Its better to search for primes . But no prime are consecutive except $2,3$ but we cant say that they dont divide(because the number is divisible by $6$ )
One of the approach is to search for maximum power of a prime number say $x = p^k$ . Because $x$ can only divide multiple of $p^n$ type number. So as $x$ is greatest type of that number,it necessary no need to divide. But we have to choose $x$ such that any of $x+1,x-1$ is prime
Here $2^4 = 16 , 3^3=27 ,5^2 = 25$ are the maximum power of $2,3,5$ less than $31$
First observe $25$ ,neither of the number $25-1,25+1$ is prime.
Also true for $27$ .
Observe $16$ and $16+1$ = $17$ as it is prime, our desired number is $16,17$ They are said by $15th,16th$ student.
So the answer is $\boxed{15}$

(Note : they are said by $15th,16th$ student not $16th,17th$ )

The smallest number the teacher could have written was 707,860,553,400.
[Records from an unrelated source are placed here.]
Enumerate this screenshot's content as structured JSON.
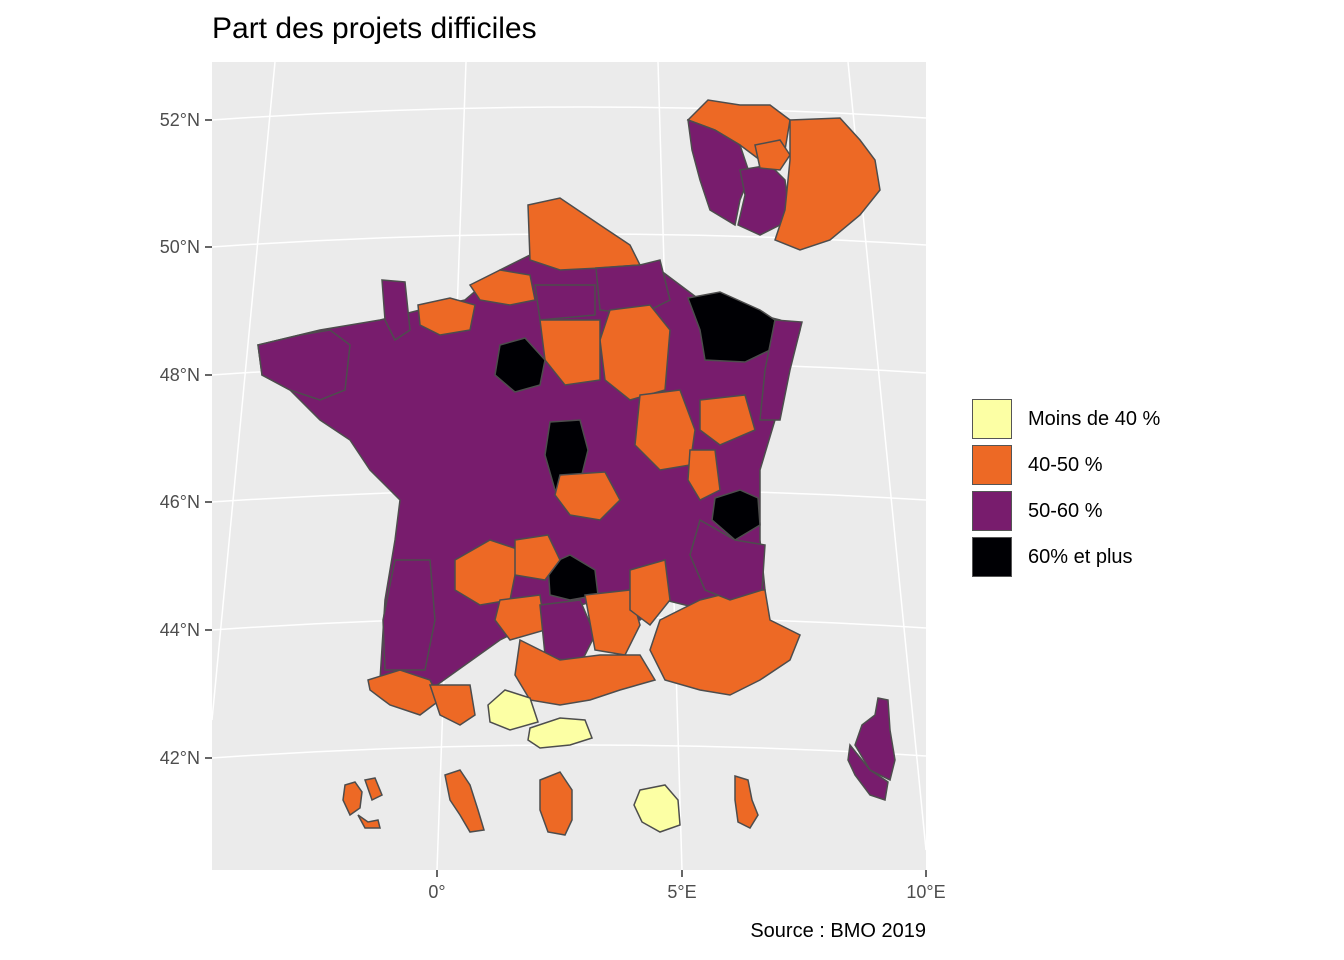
{
  "title": "Part des projets difficiles",
  "caption": "Source : BMO 2019",
  "colors": {
    "panel": "#EBEBEB",
    "grid": "#FFFFFF",
    "border": "#4D4D4D",
    "cat1": "#FCFFA4",
    "cat2": "#ED6925",
    "cat3": "#781C6D",
    "cat4": "#000004"
  },
  "axes": {
    "lat_ticks": [
      "52°N",
      "50°N",
      "48°N",
      "46°N",
      "44°N",
      "42°N"
    ],
    "lon_ticks": [
      "0°",
      "5°E",
      "10°E"
    ]
  },
  "legend": {
    "items": [
      {
        "label": "Moins de 40 %",
        "color": "#FCFFA4"
      },
      {
        "label": "40-50 %",
        "color": "#ED6925"
      },
      {
        "label": "50-60 %",
        "color": "#781C6D"
      },
      {
        "label": "60% et plus",
        "color": "#000004"
      }
    ]
  }
}
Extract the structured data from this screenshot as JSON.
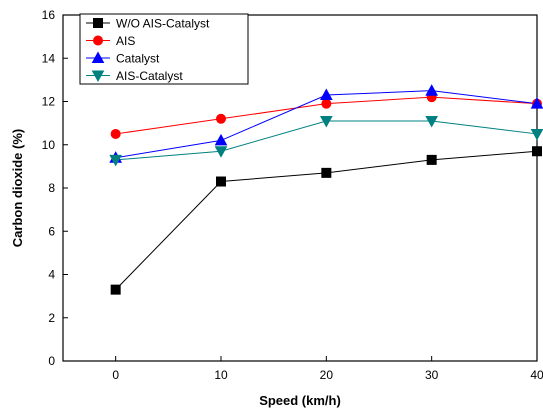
{
  "chart_data": {
    "type": "line",
    "xlabel": "Speed (km/h)",
    "ylabel": "Carbon dioxide (%)",
    "x": [
      0,
      10,
      20,
      30,
      40
    ],
    "xlim": [
      -5,
      40
    ],
    "ylim": [
      0,
      16
    ],
    "xticks": [
      0,
      10,
      20,
      30,
      40
    ],
    "yticks": [
      0,
      2,
      4,
      6,
      8,
      10,
      12,
      14,
      16
    ],
    "grid": false,
    "legend_position": "top-left",
    "series": [
      {
        "name": "W/O AIS-Catalyst",
        "values": [
          3.3,
          8.3,
          8.7,
          9.3,
          9.7
        ],
        "color": "#000000",
        "marker": "square"
      },
      {
        "name": "AIS",
        "values": [
          10.5,
          11.2,
          11.9,
          12.2,
          11.9
        ],
        "color": "#ff0000",
        "marker": "circle"
      },
      {
        "name": "Catalyst",
        "values": [
          9.4,
          10.2,
          12.3,
          12.5,
          11.9
        ],
        "color": "#0000ff",
        "marker": "triangle-up"
      },
      {
        "name": "AIS-Catalyst",
        "values": [
          9.3,
          9.7,
          11.1,
          11.1,
          10.5
        ],
        "color": "#008080",
        "marker": "triangle-down"
      }
    ]
  }
}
First of all, we know that it can't be a number below 15. The first fourteen students all said numbers that another (non-consecutive) student later said a multiple of (e.g. the 14th student said 15, but the 29th student said 30), so if said student was incorrect, so was another non-consecutive student.

This being the case, we know that the number the teacher wrote on the board has to be a multiple of every number from 2 to 15. The minimum common multiple of these numbers is $2^3*3^2*5*7*11*13=360360$ , so any number between 16 and 31 that is a divisor of that number must be a divisor of the number the teacher wrote. Namely, 18, 20, 21, 22, 24, 26, 28, and 30 are definitely divisors.

Therefore, we can eliminate the possibility that m is in integer interval [16..30], as all of those values of m are such that one of the divisors we listed is implied as incorrect. That leaves us with m=15.